Hundreds of Jews living in Arab countries, some in countries considered mortal enemies of Eretz Yisroel, will now be able to welcome Shabbos properly thanks to a special graphic published by Yad L’Achim for the first time. The Shabbos times are catered to Jews living in Syria, Lebanon, Iraq, Libya, Jordan.
This story began three months ago when Imad (his name was changed for his personal safety), a young Jew living in Baghdad, the capital of Iraq, first contacted Yad L’Achim’s “Roots Department”, which works to strengthen the Jewish roots of Jews living for whatever reason in Arab countries.
The young man discovered his Judaism, began to study Torah every evening with a chavrusa, an activist of the organization who speaks fluent Arabic, and began to take huge steps on his way to Yiddishkeit. One of the first mitzvos Imad began to take was the observance of Shabbos.
“About two weeks ago,” said Amir, a Roots Department activist, “Imad told us about his struggle to keep Shabbos. In a bold move, he tried to change his day off from work to Shabbos.”
“His employer reacted by informing him that if he would like to skip work on Saturdays, he no longer needs to return to work at all. This was their nice way of saying ‘you’re fired’.”
Imad left his job in search of new employment that would enable him to properly observe Shabbos.

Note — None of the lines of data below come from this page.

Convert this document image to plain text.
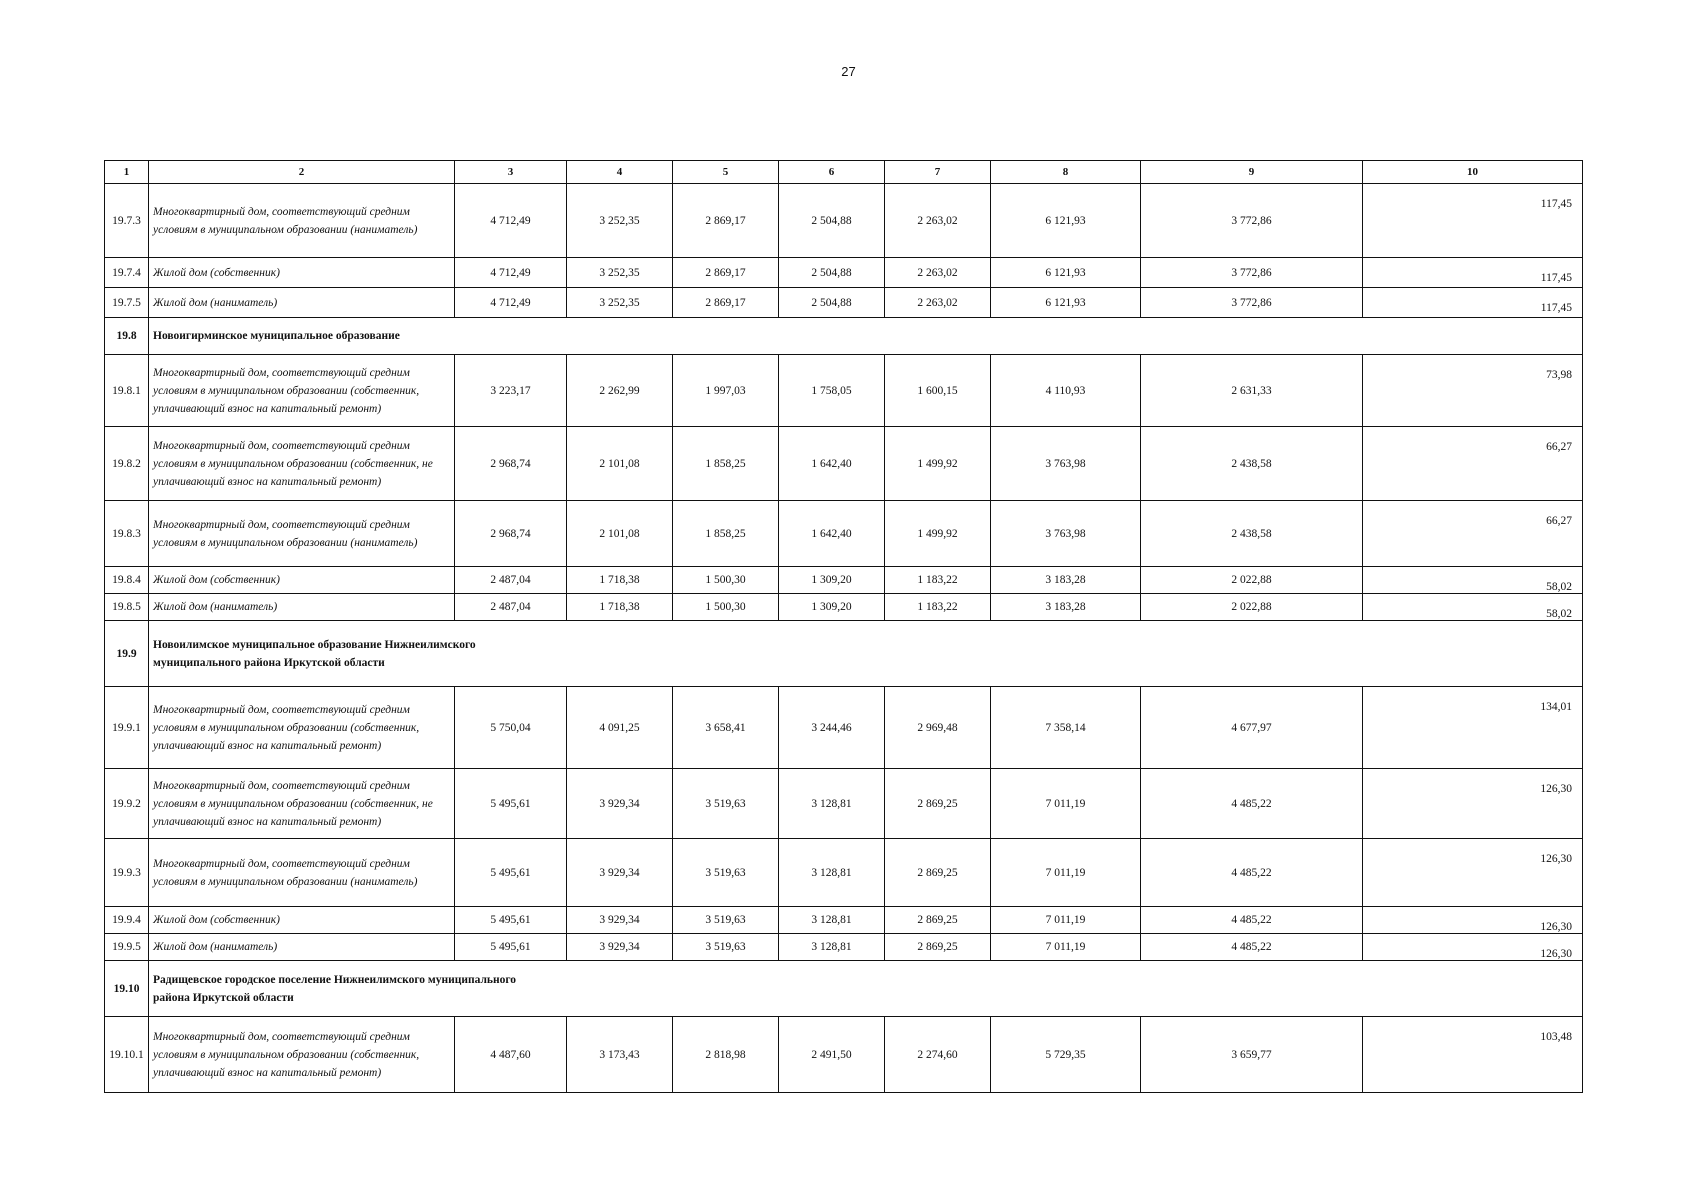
27
1	2	3	4	5	6	7	8	9	10
19.7.3	Многоквартирный дом, соответствующий средним условиям в муниципальном образовании (наниматель)	4 712,49	3 252,35	2 869,17	2 504,88	2 263,02	6 121,93	3 772,86	117,45
19.7.4	Жилой дом (собственник)	4 712,49	3 252,35	2 869,17	2 504,88	2 263,02	6 121,93	3 772,86	117,45
19.7.5	Жилой дом (наниматель)	4 712,49	3 252,35	2 869,17	2 504,88	2 263,02	6 121,93	3 772,86	117,45
19.8	Новоигирминское муниципальное образование								
19.8.1	Многоквартирный дом, соответствующий средним условиям в муниципальном образовании (собственник, уплачивающий взнос на капитальный ремонт)	3 223,17	2 262,99	1 997,03	1 758,05	1 600,15	4 110,93	2 631,33	73,98
19.8.2	Многоквартирный дом, соответствующий средним условиям в муниципальном образовании (собственник, не уплачивающий взнос на капитальный ремонт)	2 968,74	2 101,08	1 858,25	1 642,40	1 499,92	3 763,98	2 438,58	66,27
19.8.3	Многоквартирный дом, соответствующий средним условиям в муниципальном образовании (наниматель)	2 968,74	2 101,08	1 858,25	1 642,40	1 499,92	3 763,98	2 438,58	66,27
19.8.4	Жилой дом (собственник)	2 487,04	1 718,38	1 500,30	1 309,20	1 183,22	3 183,28	2 022,88	58,02
19.8.5	Жилой дом (наниматель)	2 487,04	1 718,38	1 500,30	1 309,20	1 183,22	3 183,28	2 022,88	58,02
19.9	Новоилимское муниципальное образование Нижнеилимского муниципального района Иркутской области								
19.9.1	Многоквартирный дом, соответствующий средним условиям в муниципальном образовании (собственник, уплачивающий взнос на капитальный ремонт)	5 750,04	4 091,25	3 658,41	3 244,46	2 969,48	7 358,14	4 677,97	134,01
19.9.2	Многоквартирный дом, соответствующий средним условиям в муниципальном образовании (собственник, не уплачивающий взнос на капитальный ремонт)	5 495,61	3 929,34	3 519,63	3 128,81	2 869,25	7 011,19	4 485,22	126,30
19.9.3	Многоквартирный дом, соответствующий средним условиям в муниципальном образовании (наниматель)	5 495,61	3 929,34	3 519,63	3 128,81	2 869,25	7 011,19	4 485,22	126,30
19.9.4	Жилой дом (собственник)	5 495,61	3 929,34	3 519,63	3 128,81	2 869,25	7 011,19	4 485,22	126,30
19.9.5	Жилой дом (наниматель)	5 495,61	3 929,34	3 519,63	3 128,81	2 869,25	7 011,19	4 485,22	126,30
19.10	Радищевское городское поселение Нижнеилимского муниципального района Иркутской области								
19.10.1	Многоквартирный дом, соответствующий средним условиям в муниципальном образовании (собственник, уплачивающий взнос на капитальный ремонт)	4 487,60	3 173,43	2 818,98	2 491,50	2 274,60	5 729,35	3 659,77	103,48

“Imad’s dedication to Shabbos struck a chord among Yad L’Achim’s team,” said Amir. “When it became clear to us that the Shabbos times were not clear to him and his family and that they had to look for them every week anew, we decided to produce and ship Shabbos times around the Arab world.”
The team at Yad L’Achim has worked to produce an accessible graphic with pertinent Shabbos times, catered to a number of cities in Arab countries.
All of these cities have one thing in common: the Jews who live in them, each with his/her unique circumstances, maintain continuous contact with Yad L’Achim and regularly receive guidance and reinforcement of their Yiddishkeit.
The clear, ready-made graphic, is being printed and sent to cities all over the Arab world, both in friendly nations and nations considered very unfriendly. Many recipients of the Shabbos times have little, to no contact with other Jewish people.
The cities listed on the graphic are Tripoli, the war-torn capital of Libya, Beirut, the capital of Lebanon, Damascus, the capital of Syria, Baghdad and Irbil in Iraq, Sanaa, the capital of Yemen, Cairo, the capital of Egypt, Amman, the capital of Jordan and Dubai, the capital of the United Arab Emirates.
Yad L’Achim is currently preparing a more up-to-date version that will also include zmanim in cities within Saudi Arabia, Oman and Bahrain, based on meticulous research.
According to the organization, they have made contact with several more Iraqi Jews, in addition to Imad, as well as Jews living in Libya, Syria, Yemen, Egypt and Jordan.
One might wonder how they got there…
Many of the individuals in contact with Yad L’Achim are sons of Jewish mothers who married into Muslim families, which proceeded to immigrate back to their Arab countries of origin. The organization conducts a strenuous process of Jewish identification, obtaining many documents, in order to clarify the Jewish status of each of their Jewish contacts.
Some cases turn out to be imposters, people who have distant Jewish relatives or those who are interested in Judaism. However, the bulk of the contacts that reach out to us turn out to be halachically Jewish after thorough investigation.
Yad L’Achim takes immediate action to connect these Yidden to their Yiddishkeit.
It was no coincidence that the Shabbos times were first released the week of Parshas Balak, when Bilaam attempted to curse the Jewish people, and instead blessed them.
Balak ends with the story of Pinchas, who risked his life to protect the sanctity of Am Yisroel.
“Today,” says Amir, “we continue to fight the same fight. To preserve Jewish practice and tradition amongst souls who could have been written off as ‘lost’. It is heartwarming to see with our own eyes how kedushas hashabbos is being brought to cities like Irbil and Sanaa. Places that feel so spiritually distant.”